Alkanes and alkenes, free-radical substitution, electrophilic addition, Markovnikov addition, addition polymerisation, and combustion.

What this dot point is asking

WJEC wants you to describe the reactions of alkanes and alkenes: free-radical substitution of alkanes, electrophilic addition to alkenes (with Markovnikov's rule), addition polymerisation, and combustion, including the mechanisms and conditions.

The answer

Alkanes: free-radical substitution

Alkanes are otherwise unreactive because their $\text{C}-\text{C}$ and $\text{C}-\text{H}$ bonds are strong and non-polar.

Alkenes: electrophilic addition

The $\text{C}=\text{C}$ double bond is a region of high electron density that attracts electrophiles. Adding $\text{HBr}$, $\text{Br}_2$ or steam (with acid catalyst) opens the double bond.

Addition polymerisation and combustion

Many alkene monomers join to form a saturated polymer chain, for example $n\,\text{CH}_2=\text{CH}_2 \rightarrow (\text{CH}_2\text{CH}_2)_n$ (poly(ethene)). Complete combustion gives $\text{CO}_2$ and $\text{H}_2\text{O}$; incomplete combustion in limited oxygen gives $\text{CO}$ or soot.

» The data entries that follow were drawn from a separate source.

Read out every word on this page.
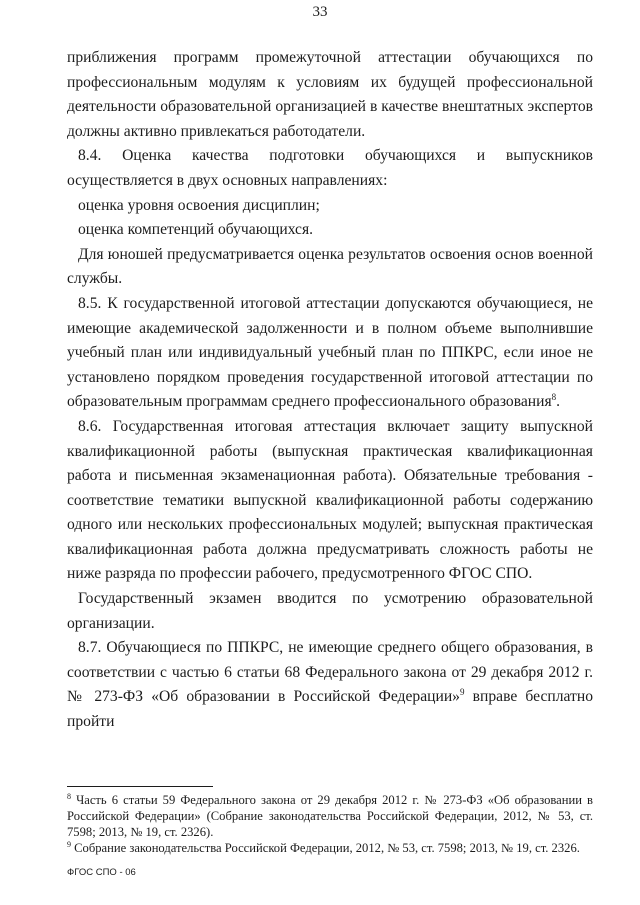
33

приближения программ промежуточной аттестации обучающихся по профессиональным модулям к условиям их будущей профессиональной деятельности образовательной организацией в качестве внештатных экспертов должны активно привлекаться работодатели.

8.4. Оценка качества подготовки обучающихся и выпускников осуществляется в двух основных направлениях:

оценка уровня освоения дисциплин;

оценка компетенций обучающихся.

Для юношей предусматривается оценка результатов освоения основ военной службы.

8.5. К государственной итоговой аттестации допускаются обучающиеся, не имеющие академической задолженности и в полном объеме выполнившие учебный план или индивидуальный учебный план по ППКРС, если иное не установлено порядком проведения государственной итоговой аттестации по образовательным программам среднего профессионального образования$^8$.

8.6. Государственная итоговая аттестация включает защиту выпускной квалификационной работы (выпускная практическая квалификационная работа и письменная экзаменационная работа). Обязательные требования - соответствие тематики выпускной квалификационной работы содержанию одного или нескольких профессиональных модулей; выпускная практическая квалификационная работа должна предусматривать сложность работы не ниже разряда по профессии рабочего, предусмотренного ФГОС СПО.

Государственный экзамен вводится по усмотрению образовательной организации.

8.7. Обучающиеся по ППКРС, не имеющие среднего общего образования, в соответствии с частью 6 статьи 68 Федерального закона от 29 декабря 2012 г. № 273-ФЗ «Об образовании в Российской Федерации»$^9$ вправе бесплатно пройти

$^8$ Часть 6 статьи 59 Федерального закона от 29 декабря 2012 г. № 273-ФЗ «Об образовании в Российской Федерации» (Собрание законодательства Российской Федерации, 2012, № 53, ст. 7598; 2013, № 19, ст. 2326).

$^9$ Собрание законодательства Российской Федерации, 2012, № 53, ст. 7598; 2013, № 19, ст. 2326.

ФГОС СПО - 06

Why Markovnikov works: carbocation stability

The regiochemistry of electrophilic addition comes from the stability of the carbocation intermediate. Alkyl groups are electron-releasing (a positive inductive effect), so they spread out and reduce the positive charge on the carbocation carbon. A tertiary carbocation (three alkyl groups) is therefore more stable than a secondary one, which is more stable than a primary one. When $\text{HBr}$ adds to propene, the hydrogen adds to the terminal carbon so the positive charge lands on the more substituted (secondary) carbon, the more stable cation, giving 2-bromopropane as the major product. This stability argument is exactly what an Explain question wants.

Addition polymers and their properties

In addition polymerisation, the $\text{C}=\text{C}$ double bonds of many alkene monomers open and join into a long saturated chain with no small molecule lost. Poly(ethene), poly(propene) and poly(chloroethene) (PVC) are made this way. Because the backbone is saturated and non-polar, these polymers are unreactive and non-biodegradable, which makes them durable but creates a waste problem. The side group (chlorine in PVC, methyl in poly(propene)) tunes the properties, linking polymer structure to use.

Examples in context

Cracking and fuels. Long-chain alkanes from crude oil are cracked into smaller alkanes and alkenes; the alkanes become petrol while the alkenes feed polymer manufacture. Poly(ethene) and plastics. Addition polymerisation of ethene produces the millions of tonnes of poly(ethene) used in packaging, while incomplete combustion concerns (carbon monoxide) link to the wider environmental impact studied later in Unit 2.

Try this

Q1. State the reagent and condition needed to convert ethene to ethane. [1 mark]

• Cue. Hydrogen with a nickel catalyst (and heat).

Q2. Write the equation for the complete combustion of propane. [1 mark]

• Cue. $\text{C}_3\text{H}_8 + 5\text{O}_2 \rightarrow 3\text{CO}_2 + 4\text{H}_2\text{O}$.

Q3. Name the type of mechanism by which bromine adds to ethene. [1 mark]

• Cue. Electrophilic addition.

Q4. Explain why a secondary carbocation is more stable than a primary one. [1 mark]

• Cue. It has more electron-releasing alkyl groups, which reduce the positive charge on the carbon.

Q5. State why addition polymers such as poly(ethene) are non-biodegradable. [1 mark]

• Cue. Their saturated, non-polar carbon backbone is unreactive, so microorganisms cannot break it down.